Porcelain fillings are an indirect filling and will require more than one visit to the dentist. Porcelain fillings also cost more compared to the previous two options. Porcelain can be made to appear like the natural teeth and is stronger than composite, so it’s usually preferred for teeth which require very large fillings and are also great for aesthetic areas.

Gold

Gold is considered one of the long-lasting and most durable options available. The ADA claims it can last for over two decades. Understandably, its durability comes with a hefty price tag as gold is considered one of the most expensive options available. Since gold is also considered an indirect filling, patients are required to spend more than one session to get one.

Glass Ionomer

Glass ionomer is typically used as a cement for inlay fillings. It is also used for fillings around the necks of the teeth and as temporary fillings. As a filling material, glass ionomer is used in patients with a lot of decay in the tooth part that extends below the gum.

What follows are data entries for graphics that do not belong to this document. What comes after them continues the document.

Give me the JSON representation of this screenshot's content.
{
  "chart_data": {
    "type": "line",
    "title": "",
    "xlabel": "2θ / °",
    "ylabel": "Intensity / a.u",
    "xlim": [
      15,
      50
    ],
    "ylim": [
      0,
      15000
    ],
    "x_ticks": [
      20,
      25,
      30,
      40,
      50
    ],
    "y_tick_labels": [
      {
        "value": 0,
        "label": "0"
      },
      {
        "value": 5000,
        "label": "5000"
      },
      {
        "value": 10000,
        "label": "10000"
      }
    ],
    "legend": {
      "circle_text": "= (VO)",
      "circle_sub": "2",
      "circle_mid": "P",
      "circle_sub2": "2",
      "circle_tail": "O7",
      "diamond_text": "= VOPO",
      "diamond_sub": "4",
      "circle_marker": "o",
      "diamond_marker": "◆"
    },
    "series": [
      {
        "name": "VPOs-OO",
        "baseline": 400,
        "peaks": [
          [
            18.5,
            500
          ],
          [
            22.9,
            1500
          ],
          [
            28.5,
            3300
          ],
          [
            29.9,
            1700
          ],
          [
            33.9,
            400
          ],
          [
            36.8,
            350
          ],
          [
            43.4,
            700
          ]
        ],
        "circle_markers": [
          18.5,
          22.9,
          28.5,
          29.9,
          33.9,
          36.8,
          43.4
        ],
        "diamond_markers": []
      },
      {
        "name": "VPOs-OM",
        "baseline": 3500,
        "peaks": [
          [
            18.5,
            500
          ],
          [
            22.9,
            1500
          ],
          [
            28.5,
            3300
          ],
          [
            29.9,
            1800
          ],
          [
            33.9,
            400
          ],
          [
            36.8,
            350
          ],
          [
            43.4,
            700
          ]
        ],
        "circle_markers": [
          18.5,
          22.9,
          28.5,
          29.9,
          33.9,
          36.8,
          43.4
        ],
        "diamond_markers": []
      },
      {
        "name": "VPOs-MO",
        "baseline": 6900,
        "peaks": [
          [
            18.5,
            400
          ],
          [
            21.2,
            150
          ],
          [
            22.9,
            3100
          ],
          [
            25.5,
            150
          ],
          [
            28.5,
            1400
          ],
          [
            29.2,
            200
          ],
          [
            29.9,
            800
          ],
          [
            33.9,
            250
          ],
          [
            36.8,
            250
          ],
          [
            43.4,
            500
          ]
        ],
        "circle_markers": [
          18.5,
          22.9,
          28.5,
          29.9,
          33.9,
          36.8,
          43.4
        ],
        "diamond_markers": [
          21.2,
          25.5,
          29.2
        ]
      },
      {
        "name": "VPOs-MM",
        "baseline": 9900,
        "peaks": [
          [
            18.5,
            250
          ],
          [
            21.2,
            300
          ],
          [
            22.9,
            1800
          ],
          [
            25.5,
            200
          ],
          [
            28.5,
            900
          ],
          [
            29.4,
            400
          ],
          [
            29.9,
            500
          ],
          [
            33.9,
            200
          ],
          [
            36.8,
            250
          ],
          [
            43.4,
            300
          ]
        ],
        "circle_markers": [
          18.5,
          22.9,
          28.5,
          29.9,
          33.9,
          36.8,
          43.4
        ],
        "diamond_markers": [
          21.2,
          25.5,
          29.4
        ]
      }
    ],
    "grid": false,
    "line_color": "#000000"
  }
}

It is also used as a liner for other types of fillings or as filling for baby teeth. When used on a permanent tooth, resin or glass ionomer is usually placed in a spot that’s not subject to chewing action or pressure because they tend to wear out much quicker.

With so many options out there, it can be confusing on which is the best one for you. Your dentist has undergone many years of training and education, and has the experience to diagnose your dental condition and advise on which of the fillings are the best to treat your dental condition.